Сидя на прохладных красных плитах, соседский малыш глядел на него широко раскрытыми глазами. «Я расскажу тебе одну историю», – сказал Дядюшка Педро не без некоторой робости. Мальчик ограничился кивком головы. Вода и темень заворожили его взгляд, наполнили его тело глубочайшим покоем заводи. В эту ночь дождь еще больше успокоил и без того спокойные вечерние его игры. Дядюшка Педро заговорил своим хриплым монотонным голосом, и лицо мальчика чуть посерьезнело.

Он рассказывал свою историю, уставив глаза на осколочек стекла, полупогребенный в грязи газона и поблескивавший лиловым светом, и чувствовал, будто, к своему облегчению, разобщен с собственным голосом, будто за него говорил кто-то другой или будто его голос был журчанием ручья, чем-то безличным и ничего не значащим, вроде прохлады или печали.
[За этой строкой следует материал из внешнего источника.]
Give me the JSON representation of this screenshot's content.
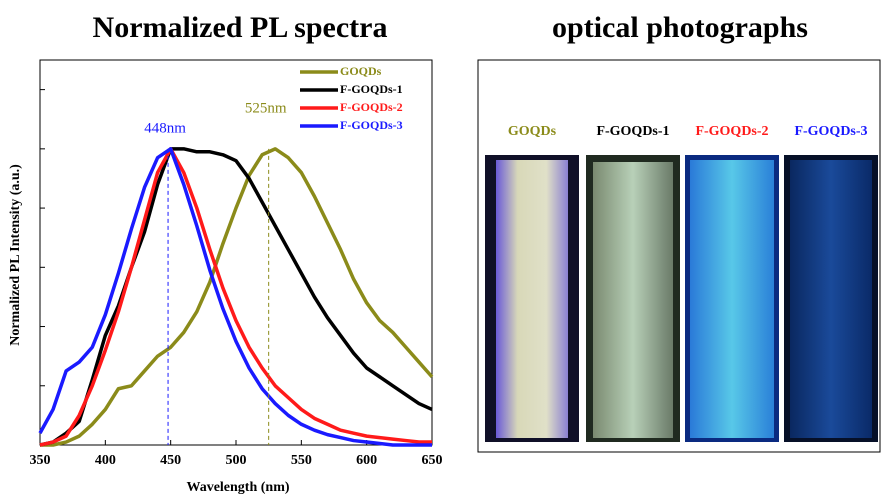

Ночь той истории, когда дети убежали в лес, оставив за собой лишь роковой след из хлебных крошек, вся эта история в целом виделась ему обычной ночью, влажной ночью вокруг дома. Может быть, потому, что листья в лесу стали настолько реальны и весомы, мальчик, слушая, с силой втянул сквозь зубы воздух и этим отвлек его. Дядюшка Педро сделал паузу и, посмотрев на мальчика, увидел, что брови у него нахмурены, глаза сузились, а рот полуоткрыт. Было что-то донельзя знакомое в этом лице, а вернее, в волнении, образом которого стало лицо. С большой сосредоточенностью Дядюшка Педро продолжил историю. Во время рассказа его густые брови сошлись над широким носом, а взгляд стал жестким из-за желания точнее вспомнить, как все было. Почему этот образ был ему так знаком? Вдруг он понял почему.

В этот момент послышался голос Агеды. «Пора ложиться», – заскрипел голос Агеды с притворной нежностью, используемой для общения с детьми. Дядюшка Педро повернул голову с неожиданным для него самого раздражением. Он ощутил глухое возмущение по поводу такого произвола и был буквально готов совершить какое-нибудь абсурдное действие, когда с удивлением услышал раздраженный голосишко своего слушателя: «Ну да, еще рано!» И Дядюшка Педро, улыбаясь, подтвердил: «Ну да, еще рано!» Мальчик отвел назад плечи, а его маленькая голова на тонкой шее дрожала. Что же – так и останутся дети этой ночью заблудившимися в лесу?! Как бы не так!

Дядюшка Педро отодвинулся вместе со стулом, неутешно проскрипевшим под его тяжестью. Стул был плетеный, а сосед, зажиревший и потучневший, – не кем иным, как им самим. И выходит, думал Дядюшка Педро, печально улыбаясь самому себе, что ты причаливаешь к порогу твоего утраченного очага, маятник возвращается на свое место. Важное откровение. Он примирительно успокоил Агеду. Рассказал историю до конца.